All,
I have a multi-valued field of type text_general and a specific document
contains one field value with text "foo:bar". When searching for either
"foo" or "bar", I do not get this document in search results.
However, when searching for "foo:bar" or "foo*" or "*bar" I do get the
document, so it's definitely there and the field value is being searched.
Is a colon (:) not a word-breaking token?
I have another field containing email address and if I search for e.g.

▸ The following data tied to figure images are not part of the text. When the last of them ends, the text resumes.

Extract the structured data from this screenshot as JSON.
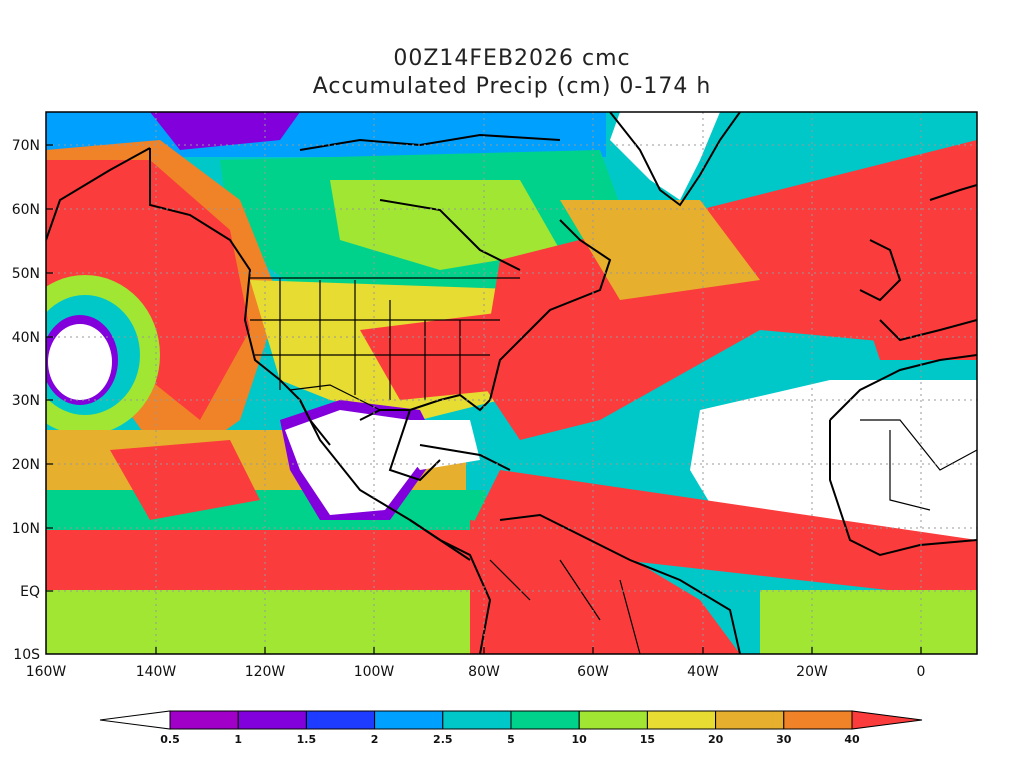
{
  "title_line1": "00Z14FEB2026 cmc",
  "title_line2": "Accumulated Precip (cm) 0-174 h",
  "lon_ticks": [
    "160W",
    "140W",
    "120W",
    "100W",
    "80W",
    "60W",
    "40W",
    "20W",
    "0"
  ],
  "lat_ticks": [
    "70N",
    "60N",
    "50N",
    "40N",
    "30N",
    "20N",
    "10N",
    "EQ",
    "10S"
  ],
  "colorbar": {
    "labels": [
      "0.5",
      "1",
      "1.5",
      "2",
      "2.5",
      "5",
      "10",
      "15",
      "20",
      "30",
      "40"
    ],
    "colors": [
      "#ffffff",
      "#a000c8",
      "#8200dc",
      "#1e3cff",
      "#00a0ff",
      "#00c8c8",
      "#00d28c",
      "#a0e632",
      "#e6dc32",
      "#e6af2d",
      "#f08228",
      "#fa3c3c"
    ]
  }
}
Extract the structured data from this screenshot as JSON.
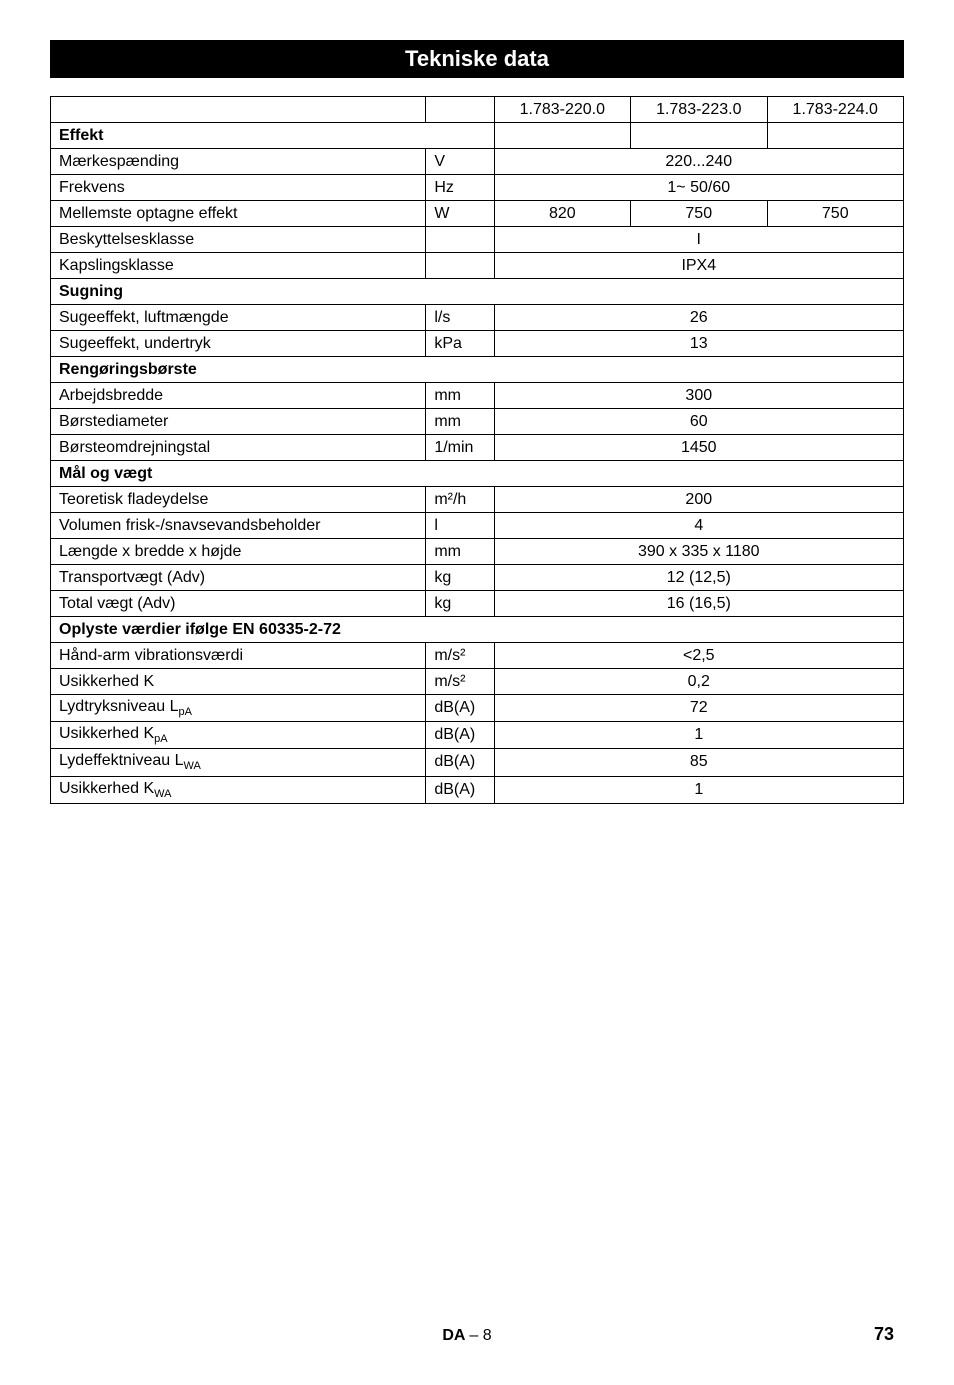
{
  "title": "Tekniske data",
  "header_cols": [
    "1.783-220.0",
    "1.783-223.0",
    "1.783-224.0"
  ],
  "sections": {
    "effekt": {
      "title": "Effekt",
      "rows": [
        {
          "label": "Mærkespænding",
          "unit": "V",
          "val_merged": "220...240"
        },
        {
          "label": "Frekvens",
          "unit": "Hz",
          "val_merged": "1~ 50/60"
        },
        {
          "label": "Mellemste optagne effekt",
          "unit": "W",
          "vals": [
            "820",
            "750",
            "750"
          ]
        },
        {
          "label": "Beskyttelsesklasse",
          "unit": "",
          "val_merged": "I"
        },
        {
          "label": "Kapslingsklasse",
          "unit": "",
          "val_merged": "IPX4"
        }
      ]
    },
    "sugning": {
      "title": "Sugning",
      "rows": [
        {
          "label": "Sugeeffekt, luftmængde",
          "unit": "l/s",
          "val_merged": "26"
        },
        {
          "label": "Sugeeffekt, undertryk",
          "unit": "kPa",
          "val_merged": "13"
        }
      ]
    },
    "rengor": {
      "title": "Rengøringsbørste",
      "rows": [
        {
          "label": "Arbejdsbredde",
          "unit": "mm",
          "val_merged": "300"
        },
        {
          "label": "Børstediameter",
          "unit": "mm",
          "val_merged": "60"
        },
        {
          "label": "Børsteomdrejningstal",
          "unit": "1/min",
          "val_merged": "1450"
        }
      ]
    },
    "maal": {
      "title": "Mål og vægt",
      "rows": [
        {
          "label": "Teoretisk fladeydelse",
          "unit": "m²/h",
          "val_merged": "200"
        },
        {
          "label": "Volumen frisk-/snavsevandsbeholder",
          "unit": "l",
          "val_merged": "4"
        },
        {
          "label": "Længde x bredde x højde",
          "unit": "mm",
          "val_merged": "390 x 335 x 1180"
        },
        {
          "label": "Transportvægt (Adv)",
          "unit": "kg",
          "val_merged": "12 (12,5)"
        },
        {
          "label": "Total vægt (Adv)",
          "unit": "kg",
          "val_merged": "16 (16,5)"
        }
      ]
    },
    "oplyste": {
      "title": "Oplyste værdier ifølge EN 60335-2-72",
      "rows": [
        {
          "label": "Hånd-arm vibrationsværdi",
          "unit": "m/s²",
          "val_merged": "<2,5"
        },
        {
          "label": "Usikkerhed K",
          "unit": "m/s²",
          "val_merged": "0,2"
        },
        {
          "label_html": "Lydtryksniveau L<sub>pA</sub>",
          "unit": "dB(A)",
          "val_merged": "72"
        },
        {
          "label_html": "Usikkerhed K<sub>pA</sub>",
          "unit": "dB(A)",
          "val_merged": "1"
        },
        {
          "label_html": "Lydeffektniveau L<sub>WA</sub>",
          "unit": "dB(A)",
          "val_merged": "85"
        },
        {
          "label_html": "Usikkerhed K<sub>WA</sub>",
          "unit": "dB(A)",
          "val_merged": "1"
        }
      ]
    }
  },
  "footer": {
    "lang": "DA",
    "sep": "–",
    "page_small": "8",
    "page_big": "73"
  }
}
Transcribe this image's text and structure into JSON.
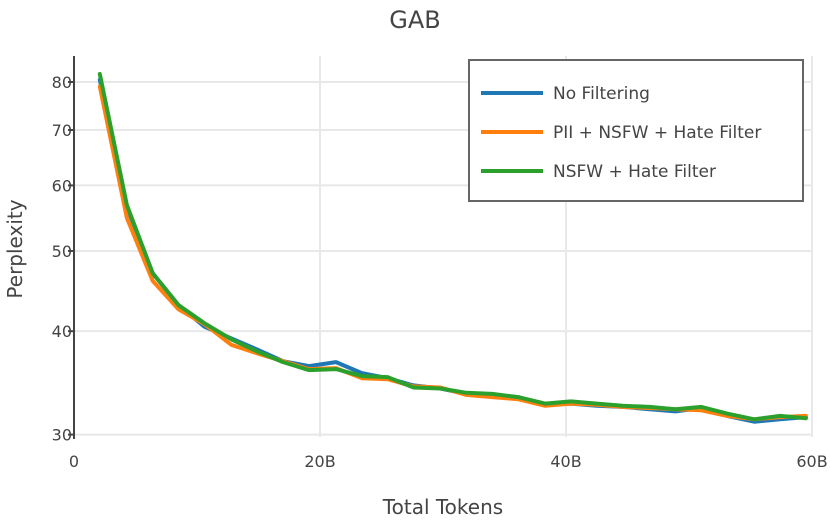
{
  "chart_data": {
    "type": "line",
    "title": "GAB",
    "xlabel": "Total Tokens",
    "ylabel": "Perplexity",
    "x_axis": {
      "range": [
        0,
        60
      ],
      "ticks": [
        0,
        20,
        40,
        60
      ],
      "tick_labels": [
        "0",
        "20B",
        "40B",
        "60B"
      ],
      "unit": "billion tokens"
    },
    "y_axis": {
      "scale": "log",
      "range": [
        29.8,
        86
      ],
      "ticks": [
        30,
        40,
        50,
        60,
        70,
        80
      ],
      "tick_labels": [
        "30",
        "40",
        "50",
        "60",
        "70",
        "80"
      ]
    },
    "grid": true,
    "legend_position": "top-right",
    "series": [
      {
        "name": "No Filtering",
        "color": "#1f77b4",
        "x": [
          2.1,
          4.3,
          6.4,
          8.5,
          10.6,
          12.8,
          14.9,
          17.0,
          19.1,
          21.3,
          23.4,
          25.5,
          27.6,
          29.8,
          31.9,
          34.0,
          36.1,
          38.3,
          40.4,
          42.5,
          44.6,
          46.8,
          48.9,
          51.0,
          53.1,
          55.3,
          57.4,
          59.5
        ],
        "y": [
          80.5,
          56.5,
          47.0,
          43.0,
          40.5,
          39.2,
          38.0,
          36.8,
          36.3,
          36.7,
          35.6,
          35.1,
          34.4,
          34.1,
          33.6,
          33.5,
          33.3,
          32.6,
          32.7,
          32.5,
          32.4,
          32.2,
          32.0,
          32.3,
          31.6,
          31.1,
          31.3,
          31.5
        ]
      },
      {
        "name": "PII + NSFW + Hate Filter",
        "color": "#ff7f0e",
        "x": [
          2.1,
          4.3,
          6.4,
          8.5,
          10.6,
          12.8,
          14.9,
          17.0,
          19.1,
          21.3,
          23.4,
          25.5,
          27.6,
          29.8,
          31.9,
          34.0,
          36.1,
          38.3,
          40.4,
          42.5,
          44.6,
          46.8,
          48.9,
          51.0,
          53.1,
          55.3,
          57.4,
          59.5
        ],
        "y": [
          79.0,
          54.8,
          46.0,
          42.5,
          40.8,
          38.5,
          37.6,
          36.8,
          36.0,
          36.1,
          35.1,
          35.0,
          34.3,
          34.2,
          33.5,
          33.3,
          33.1,
          32.5,
          32.7,
          32.6,
          32.4,
          32.3,
          32.2,
          32.1,
          31.6,
          31.3,
          31.5,
          31.6
        ]
      },
      {
        "name": "NSFW + Hate Filter",
        "color": "#2ca02c",
        "x": [
          2.1,
          4.3,
          6.4,
          8.5,
          10.6,
          12.8,
          14.9,
          17.0,
          19.1,
          21.3,
          23.4,
          25.5,
          27.6,
          29.8,
          31.9,
          34.0,
          36.1,
          38.3,
          40.4,
          42.5,
          44.6,
          46.8,
          48.9,
          51.0,
          53.1,
          55.3,
          57.4,
          59.5
        ],
        "y": [
          81.8,
          56.8,
          47.0,
          43.0,
          40.9,
          39.1,
          37.8,
          36.7,
          35.9,
          36.0,
          35.3,
          35.2,
          34.2,
          34.1,
          33.7,
          33.6,
          33.3,
          32.7,
          32.9,
          32.7,
          32.5,
          32.4,
          32.2,
          32.4,
          31.8,
          31.3,
          31.6,
          31.4
        ]
      }
    ]
  }
}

"gmail.com" (without quotes), I'll get everyone whose email addresses
end with "gmail.com".
Hmm. I just checked, and if I search for "gmail" (without .com) I don't
fine them. Maybe without whitespace, those characters (:, .) do not
cause a word-split?
I do have full control over how the indexing takes place, and the
foo:bar is actually a compound value. So I am able to use "foo bar" or
"foo: bar" or whatever. Users are much more likely to want to search for
just "bar" in this case, but also might want to search for "foo:bar"
specifically (and not get baz:bar in the results, or at least not ranked
as highly).
What am I missing as far as tokenization, here?
I haven't specified anything special when it comes to tokenization,
etc.: I'm using a pretty much stock Solr 8.1 install with a core created
using the default config set.
Thanks,
-chris